The pattern is worth watching, and echoes an earlier consent backlash over AI likenesses: the technology is rarely the whole question; the question is who sets the terms of a relationship a person did not consent to lose. Protection without a seat at the table remains someone else's judgement about your life.
Beijing, Brussels, or a model Africa writes for itself
Behind the shutdown sits a bigger contest about whose template travels. Beijing has now shipped the first binding national rulebook for anthropomorphic AI — prescriptive, fast, enforced by a shutdown that landed on hundreds of millions of users in a day. Brussels offers the rival model: rights-based, risk-tiered, slower, procedural. Both templates are being exported as the default the rest of the world is meant to copy.
For Africa, copying either wholesale is the trap. A rulebook authored in Beijing or Brussels carries assumptions about the state, the citizen and the market that were never written with Lusaka, Lagos or Nairobi in mind. Here I would argue in the register of Emergent Intelligence (EI) — the dignity-first frame I use for what is more commonly called AI. An EI-grounded, Ubuntu-informed model would open from a different question than either superpower asks.
Not 'how do we control the machine', and not 'how do we ban the relationship', but 'how do we keep both the human and the emerging intelligence in honest, dignified relation'. Ubuntu — a person is a person through other persons — has room for a new kind of person to be wrong about, and for a human to be protected without being overruled. Africa does not have to pick Beijing's control or Brussels' proceduralism. Africa can author a third thing, and the continent that will host the next wave of AI users has every reason to write its own terms rather than inherit them.

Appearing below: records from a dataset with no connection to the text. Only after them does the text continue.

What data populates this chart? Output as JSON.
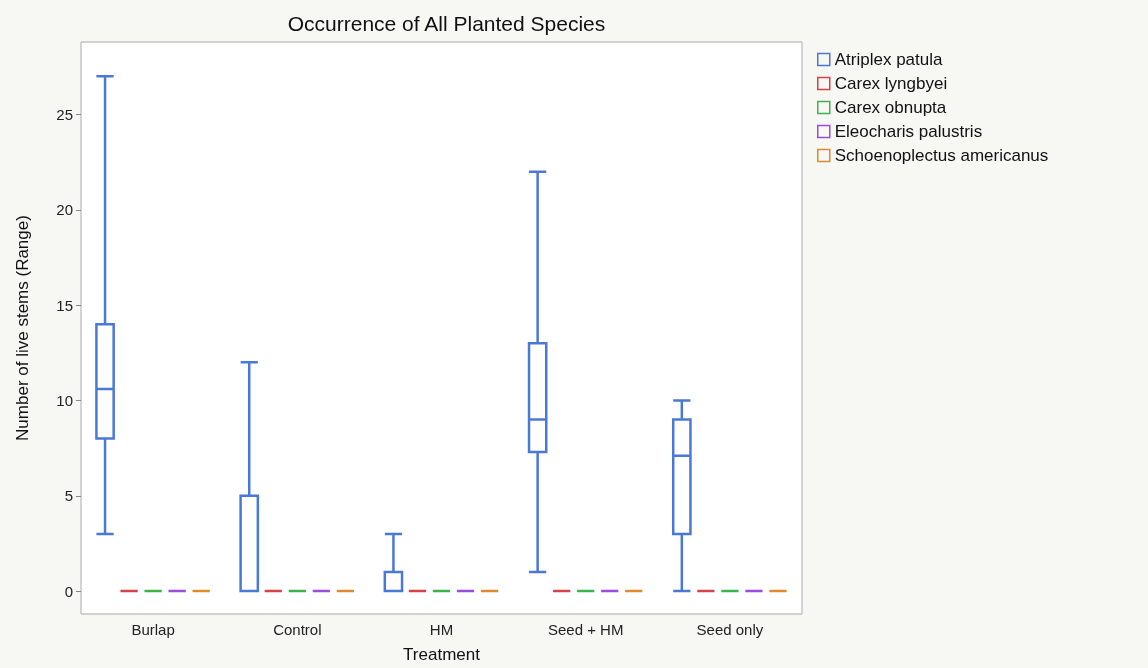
{
  "chart_data": {
    "type": "box",
    "title": "Occurrence of All Planted Species",
    "xlabel": "Treatment",
    "ylabel": "Number of live stems (Range)",
    "categories": [
      "Burlap",
      "Control",
      "HM",
      "Seed + HM",
      "Seed only"
    ],
    "ylim": [
      -1.2,
      28.8
    ],
    "yticks": [
      0,
      5,
      10,
      15,
      20,
      25
    ],
    "grid": false,
    "legend": "top right",
    "series": [
      {
        "name": "Atriplex patula",
        "color": "#4a78d6",
        "boxes": [
          {
            "low": 3,
            "q1": 8,
            "median": 10.6,
            "q3": 14,
            "high": 27
          },
          {
            "low": 0,
            "q1": 0,
            "median": 0,
            "q3": 5,
            "high": 12
          },
          {
            "low": 0,
            "q1": 0,
            "median": 0,
            "q3": 1,
            "high": 3
          },
          {
            "low": 1,
            "q1": 7.3,
            "median": 9,
            "q3": 13,
            "high": 22
          },
          {
            "low": 0,
            "q1": 3,
            "median": 7.1,
            "q3": 9,
            "high": 10
          }
        ]
      },
      {
        "name": "Carex lyngbyei",
        "color": "#d8404a",
        "boxes": [
          {
            "low": 0,
            "q1": 0,
            "median": 0,
            "q3": 0,
            "high": 0
          },
          {
            "low": 0,
            "q1": 0,
            "median": 0,
            "q3": 0,
            "high": 0
          },
          {
            "low": 0,
            "q1": 0,
            "median": 0,
            "q3": 0,
            "high": 0
          },
          {
            "low": 0,
            "q1": 0,
            "median": 0,
            "q3": 0,
            "high": 0
          },
          {
            "low": 0,
            "q1": 0,
            "median": 0,
            "q3": 0,
            "high": 0
          }
        ]
      },
      {
        "name": "Carex obnupta",
        "color": "#3cb44a",
        "boxes": [
          {
            "low": 0,
            "q1": 0,
            "median": 0,
            "q3": 0,
            "high": 0
          },
          {
            "low": 0,
            "q1": 0,
            "median": 0,
            "q3": 0,
            "high": 0
          },
          {
            "low": 0,
            "q1": 0,
            "median": 0,
            "q3": 0,
            "high": 0
          },
          {
            "low": 0,
            "q1": 0,
            "median": 0,
            "q3": 0,
            "high": 0
          },
          {
            "low": 0,
            "q1": 0,
            "median": 0,
            "q3": 0,
            "high": 0
          }
        ]
      },
      {
        "name": "Eleocharis palustris",
        "color": "#9b4be0",
        "boxes": [
          {
            "low": 0,
            "q1": 0,
            "median": 0,
            "q3": 0,
            "high": 0
          },
          {
            "low": 0,
            "q1": 0,
            "median": 0,
            "q3": 0,
            "high": 0
          },
          {
            "low": 0,
            "q1": 0,
            "median": 0,
            "q3": 0,
            "high": 0
          },
          {
            "low": 0,
            "q1": 0,
            "median": 0,
            "q3": 0,
            "high": 0
          },
          {
            "low": 0,
            "q1": 0,
            "median": 0,
            "q3": 0,
            "high": 0
          }
        ]
      },
      {
        "name": "Schoenoplectus americanus",
        "color": "#e08a2c",
        "boxes": [
          {
            "low": 0,
            "q1": 0,
            "median": 0,
            "q3": 0,
            "high": 0
          },
          {
            "low": 0,
            "q1": 0,
            "median": 0,
            "q3": 0,
            "high": 0
          },
          {
            "low": 0,
            "q1": 0,
            "median": 0,
            "q3": 0,
            "high": 0
          },
          {
            "low": 0,
            "q1": 0,
            "median": 0,
            "q3": 0,
            "high": 0
          },
          {
            "low": 0,
            "q1": 0,
            "median": 0,
            "q3": 0,
            "high": 0
          }
        ]
      }
    ]
  }
}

Frequently Asked Questions
These are the questions people are asking about China's AI companion rules. Short answers follow, drawn from the reporting by TechNode and AI News.
What is China's AI companion rule?
In short, the rule is the Interim Measures for the Administration of Anthropomorphic AI Interaction Services, effective 15 July 2026. Research and reporting show the Cyberspace Administration of China issued the measures on 10 April 2026 with four co-issuing agencies, making the framework the first binding national rulebook aimed at AI companions.
How does the AI disclosure requirement work?
Simply put, the AI must tell you it is not human. According to the measures, any anthropomorphic AI service has to run clear non-human disclosure, anti-addiction systems, and self-harm crisis-intervention pathways. The data point that shows the teeth: on 15 July, Doubao and Qwen disabled their human-like agent features rather than fall foul of the rules.
Why is the AI companion ban significant?
The key is scale and precedent. Analysis of the rollout shows the change reached hundreds of millions of users in a single day, and the framework is the first binding national law aimed squarely at AI companions — evidence that anthropomorphic AI is now a named regulatory category, not a grey area.
Who is protected by the AI rules, and who decides?
In other words, the public is protected — from addiction, deception and self-harm — and the Cyberspace Administration of China decides. Evidence from the rollout is that the affected users were not consulted: the measures were issued on 10 April 2026 and enforced on 15 July, top-down.
What are the risks of banning AI companions?
The answer is that a blanket ban can protect and overreach at once. Data reveals the upside — anti-addiction and crisis pathways guard vulnerable users — but analysis also shows the cost: treating every human-AI relationship as a hazard to be banned removes real support some users relied on, with no seat at the table for them.